Jedoch, es kam anders. Zur Pause griff schon Verunsicherung um sich. Kein Tore-Festival wie sonst diesmal, es stand 0:0. Dann endlich fiel das erlösende 1:0 durch Friaca (48.), jetzt war der nach Fifa-Präsident Jules Rimet benannte Pokal zum Greifen nah. Die Masse zündete Raketen und Böller, es war in Rio so üblich und nicht verboten anno 1950. Auch auf dem Rasen brannte Brasilien ein Feuerwerk ab und vergaß darüber seine Defensivpflichten, was Trainer Flavio Costa immer wieder erbost an die Seitenlinie rennen ließ. Ahnte er, was kommen würde? Uruguays großer Star Schiaffino versetzte dem Gastgeber einen Schock und glich per Volleyschuss aus zum 1:1. Noch 24 Minuten waren zu überstehen, Brasilien bekam das Zittern. „Ja, jetzt ist Gefahr, denn Brasilien kann nicht mehr. Man fühlt eine Sensation“, schilderte das Sport Magazin die Phase, in der das Spiel kippt. Um 16.33 Uhr trat das sich ankündigende Unheil für Brasilien ein: Ghiggia enteilte seinem Bewacher Bigode und schoss ins kurze Eck ein, ein Leben lang wird man das Torwart Barbosa in Brasilien vorwerfen. Das war der Siegtreffer. Entsetzen auf den Rängen, weinende Menschen auch auf der Pressetribüne. „Tudo perdido“ – alles verloren, schluchzte ein heimischer Radioreporter in sein Mikrofon. Zehntausende saßen noch Stunden danach im Stadion, fassungslos. Als würden sie hoffen, die Mannschaften kämen noch einmal heraus, um das Undenkbare zu tilgen. Drei Menschen starben in Maracana an Herzinfarkt, hinzu kamen zwei Selbstmorde und zahlreiche Ausschreitungen auch mit tödlichem Ausgang.

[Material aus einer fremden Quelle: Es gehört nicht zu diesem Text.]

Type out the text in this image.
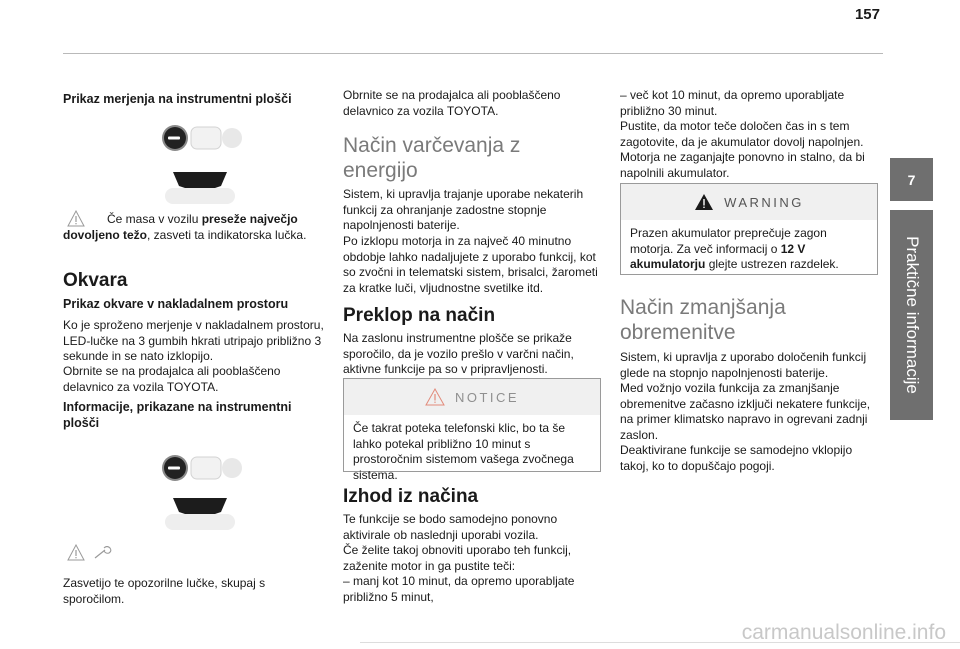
157
7
Praktične informacije

Prikaz merjenja na instrumentni plošči

Če masa v vozilu preseže največjo dovoljeno težo, zasveti ta indikatorska lučka.

Okvara

Prikaz okvare v nakladalnem prostoru

Ko je sproženo merjenje v nakladalnem prostoru, LED-lučke na 3 gumbih hkrati utripajo približno 3 sekunde in se nato izklopijo.

Obrnite se na prodajalca ali pooblaščeno delavnico za vozila TOYOTA.

Informacije, prikazane na instrumentni plošči

Zasvetijo te opozorilne lučke, skupaj s sporočilom.

Obrnite se na prodajalca ali pooblaščeno delavnico za vozila TOYOTA.

Način varčevanja z energijo

Sistem, ki upravlja trajanje uporabe nekaterih funkcij za ohranjanje zadostne stopnje napolnjenosti baterije.

Po izklopu motorja in za največ 40 minutno obdobje lahko nadaljujete z uporabo funkcij, kot so zvočni in telematski sistem, brisalci, žarometi za kratke luči, vljudnostne svetilke itd.

Preklop na način

Na zaslonu instrumentne plošče se prikaže sporočilo, da je vozilo prešlo v varčni način, aktivne funkcije pa so v pripravljenosti.

NOTICE
Če takrat poteka telefonski klic, bo ta še lahko potekal približno 10 minut s prostoročnim sistemom vašega zvočnega sistema.

Izhod iz načina

Te funkcije se bodo samodejno ponovno aktivirale ob naslednji uporabi vozila.

Če želite takoj obnoviti uporabo teh funkcij, zaženite motor in ga pustite teči:

– manj kot 10 minut, da opremo uporabljate približno 5 minut,

– več kot 10 minut, da opremo uporabljate približno 30 minut.

Pustite, da motor teče določen čas in s tem zagotovite, da je akumulator dovolj napolnjen. Motorja ne zaganjajte ponovno in stalno, da bi napolnili akumulator.

WARNING
Prazen akumulator preprečuje zagon motorja. Za več informacij o 12 V akumulatorju glejte ustrezen razdelek.

Način zmanjšanja obremenitve

Sistem, ki upravlja z uporabo določenih funkcij glede na stopnjo napolnjenosti baterije.

Med vožnjo vozila funkcija za zmanjšanje obremenitve začasno izključi nekatere funkcije, na primer klimatsko napravo in ogrevani zadnji zaslon.

Deaktivirane funkcije se samodejno vklopijo takoj, ko to dopuščajo pogoji.

carmanualsonline.info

Es war so, als ob ein ganzes Land in Therapie musste nach diesem 9. Juli 1950. Schriftsteller und Liedermacher nahmen sich des Dramas an, vom „tosendsten Schweigen in der Geschichte des Fußballs“ war die Rede, als die Massen die Uruguayer jubeln sahen. Die Siegerehrung fiel entsprechend bescheiden aus, Fifa-Präsident Rimet steckte den Uruguayern den Pokal unauffällig zu und diese eilten in die sicheren Katakomben. Eine Hymne wurde nicht gespielt, keine Reden gehalten. Aus Pietät. Selbst die Sieger hatten Mitleid. „Es war eine Tragödie, eine Beerdigung, ein grausames Schauspiel“, sagte Schiaffino, der wie seine Kollegen nach dem Triumph den Dank des Vaterlands erhielt und verbeamtet wurde. Auch eine Art, Siegprämien zu zahlen.

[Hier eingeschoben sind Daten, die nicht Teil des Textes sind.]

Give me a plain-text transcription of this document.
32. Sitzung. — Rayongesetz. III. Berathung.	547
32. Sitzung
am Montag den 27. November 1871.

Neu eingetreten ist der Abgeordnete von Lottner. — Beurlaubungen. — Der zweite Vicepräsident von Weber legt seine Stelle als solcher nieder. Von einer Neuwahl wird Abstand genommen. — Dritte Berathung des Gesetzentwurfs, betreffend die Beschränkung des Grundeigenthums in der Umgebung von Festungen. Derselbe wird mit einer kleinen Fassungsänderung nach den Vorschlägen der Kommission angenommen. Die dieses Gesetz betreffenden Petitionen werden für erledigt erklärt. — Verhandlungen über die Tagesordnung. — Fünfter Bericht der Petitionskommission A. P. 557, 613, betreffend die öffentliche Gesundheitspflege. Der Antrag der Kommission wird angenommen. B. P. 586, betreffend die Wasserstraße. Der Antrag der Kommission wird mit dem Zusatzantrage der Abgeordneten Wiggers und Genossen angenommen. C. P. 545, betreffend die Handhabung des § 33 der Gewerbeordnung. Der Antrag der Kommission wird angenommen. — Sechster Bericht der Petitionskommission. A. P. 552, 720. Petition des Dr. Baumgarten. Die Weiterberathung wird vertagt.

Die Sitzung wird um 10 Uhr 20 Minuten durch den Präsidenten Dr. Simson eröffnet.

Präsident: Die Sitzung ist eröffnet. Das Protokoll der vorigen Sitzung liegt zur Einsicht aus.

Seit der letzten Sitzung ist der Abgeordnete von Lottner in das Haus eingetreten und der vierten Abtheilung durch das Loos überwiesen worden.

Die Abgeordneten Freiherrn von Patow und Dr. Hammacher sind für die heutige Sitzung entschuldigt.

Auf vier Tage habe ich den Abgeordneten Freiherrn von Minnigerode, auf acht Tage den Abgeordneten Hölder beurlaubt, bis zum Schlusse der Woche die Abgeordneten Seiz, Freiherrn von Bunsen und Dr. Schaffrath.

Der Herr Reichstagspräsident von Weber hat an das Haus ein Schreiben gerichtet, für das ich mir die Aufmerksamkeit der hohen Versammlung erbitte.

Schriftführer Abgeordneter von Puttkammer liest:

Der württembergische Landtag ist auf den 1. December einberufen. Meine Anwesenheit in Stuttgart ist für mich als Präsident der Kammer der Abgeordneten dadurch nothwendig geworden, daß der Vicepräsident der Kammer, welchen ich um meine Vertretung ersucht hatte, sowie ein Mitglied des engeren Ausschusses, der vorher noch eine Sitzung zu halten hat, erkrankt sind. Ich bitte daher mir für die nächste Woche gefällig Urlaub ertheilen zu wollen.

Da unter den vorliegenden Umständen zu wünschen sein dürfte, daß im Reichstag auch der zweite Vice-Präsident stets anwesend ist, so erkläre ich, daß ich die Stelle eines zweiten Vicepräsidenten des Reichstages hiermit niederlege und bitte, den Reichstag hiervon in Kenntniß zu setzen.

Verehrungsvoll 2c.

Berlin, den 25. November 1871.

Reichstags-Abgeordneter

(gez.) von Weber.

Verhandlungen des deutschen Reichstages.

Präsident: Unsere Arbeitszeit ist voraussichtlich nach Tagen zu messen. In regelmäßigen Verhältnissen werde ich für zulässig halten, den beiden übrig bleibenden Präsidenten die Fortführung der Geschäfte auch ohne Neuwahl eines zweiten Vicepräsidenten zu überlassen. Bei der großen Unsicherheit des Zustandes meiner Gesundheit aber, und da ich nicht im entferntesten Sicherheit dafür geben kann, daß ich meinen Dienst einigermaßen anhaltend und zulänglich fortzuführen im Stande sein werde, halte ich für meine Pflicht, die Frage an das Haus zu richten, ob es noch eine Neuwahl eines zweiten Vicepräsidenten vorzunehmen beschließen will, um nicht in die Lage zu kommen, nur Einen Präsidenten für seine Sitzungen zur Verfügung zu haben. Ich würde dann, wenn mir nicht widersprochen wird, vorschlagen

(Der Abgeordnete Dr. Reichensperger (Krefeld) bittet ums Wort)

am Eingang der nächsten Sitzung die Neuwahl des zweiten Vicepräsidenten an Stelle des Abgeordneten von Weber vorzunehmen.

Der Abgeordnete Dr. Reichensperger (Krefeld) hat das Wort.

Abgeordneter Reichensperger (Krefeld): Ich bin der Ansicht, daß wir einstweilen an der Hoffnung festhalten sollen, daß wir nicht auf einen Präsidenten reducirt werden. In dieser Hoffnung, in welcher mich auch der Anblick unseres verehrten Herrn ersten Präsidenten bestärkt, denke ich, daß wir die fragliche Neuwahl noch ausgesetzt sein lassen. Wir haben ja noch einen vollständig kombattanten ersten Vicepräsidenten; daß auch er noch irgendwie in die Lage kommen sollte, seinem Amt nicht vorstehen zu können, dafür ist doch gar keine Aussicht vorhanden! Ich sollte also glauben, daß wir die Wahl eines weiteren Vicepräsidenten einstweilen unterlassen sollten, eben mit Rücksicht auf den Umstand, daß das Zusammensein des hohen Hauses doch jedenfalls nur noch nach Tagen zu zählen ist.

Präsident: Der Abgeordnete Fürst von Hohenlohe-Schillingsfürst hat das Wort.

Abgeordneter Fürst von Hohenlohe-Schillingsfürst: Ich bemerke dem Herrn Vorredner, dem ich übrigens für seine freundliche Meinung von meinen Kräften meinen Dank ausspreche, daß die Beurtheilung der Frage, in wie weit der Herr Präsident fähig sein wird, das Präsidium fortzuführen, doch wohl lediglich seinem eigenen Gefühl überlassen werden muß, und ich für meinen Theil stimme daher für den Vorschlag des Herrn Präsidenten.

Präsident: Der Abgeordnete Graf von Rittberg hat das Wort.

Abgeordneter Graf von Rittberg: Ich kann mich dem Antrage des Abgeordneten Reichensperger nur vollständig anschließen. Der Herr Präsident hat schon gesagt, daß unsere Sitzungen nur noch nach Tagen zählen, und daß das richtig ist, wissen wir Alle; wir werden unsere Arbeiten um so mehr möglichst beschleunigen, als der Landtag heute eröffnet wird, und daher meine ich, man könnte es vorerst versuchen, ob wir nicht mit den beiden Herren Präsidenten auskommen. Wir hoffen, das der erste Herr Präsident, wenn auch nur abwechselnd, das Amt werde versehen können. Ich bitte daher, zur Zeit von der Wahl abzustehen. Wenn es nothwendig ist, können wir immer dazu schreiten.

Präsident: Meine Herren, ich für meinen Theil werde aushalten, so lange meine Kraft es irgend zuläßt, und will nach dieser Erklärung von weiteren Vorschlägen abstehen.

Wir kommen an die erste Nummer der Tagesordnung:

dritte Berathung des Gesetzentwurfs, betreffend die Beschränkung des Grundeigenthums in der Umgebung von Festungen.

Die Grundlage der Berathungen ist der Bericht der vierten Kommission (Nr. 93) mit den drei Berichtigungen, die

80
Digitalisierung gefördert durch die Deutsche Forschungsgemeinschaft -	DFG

Den Brasilianern war dagegen nur der Undank des Vaterlands sicher. Der Trainer musste in Frauenkleidern aus dem Stadion flüchten und Torwart Barbosa wurde noch über 40 Jahre später vom Trainingsplatz der Selecao verjagt, denn er bringe bloß Unglück. „Die Höchststrafe in Brasilien beträgt 30 Jahre – aber meine Bestrafung wohl 50“, jammerte Barbosa 1993. Sozusagen lebenslänglich verbannt wurde auch das Unglücks-Dress der Verlierer. Seit jenem schwarzen Tag hat Brasilien nie mehr in Weiß gespielt. Man schrieb vielmehr einen Wettbewerb aus für eine neue Farbgebung. Ein Neunzehnjähriger gewann mit seinem Vorschlag, in Gelb-Blau zu spielen. In diesen Farben sollte Brasilien fünf Mal Weltmeister werden.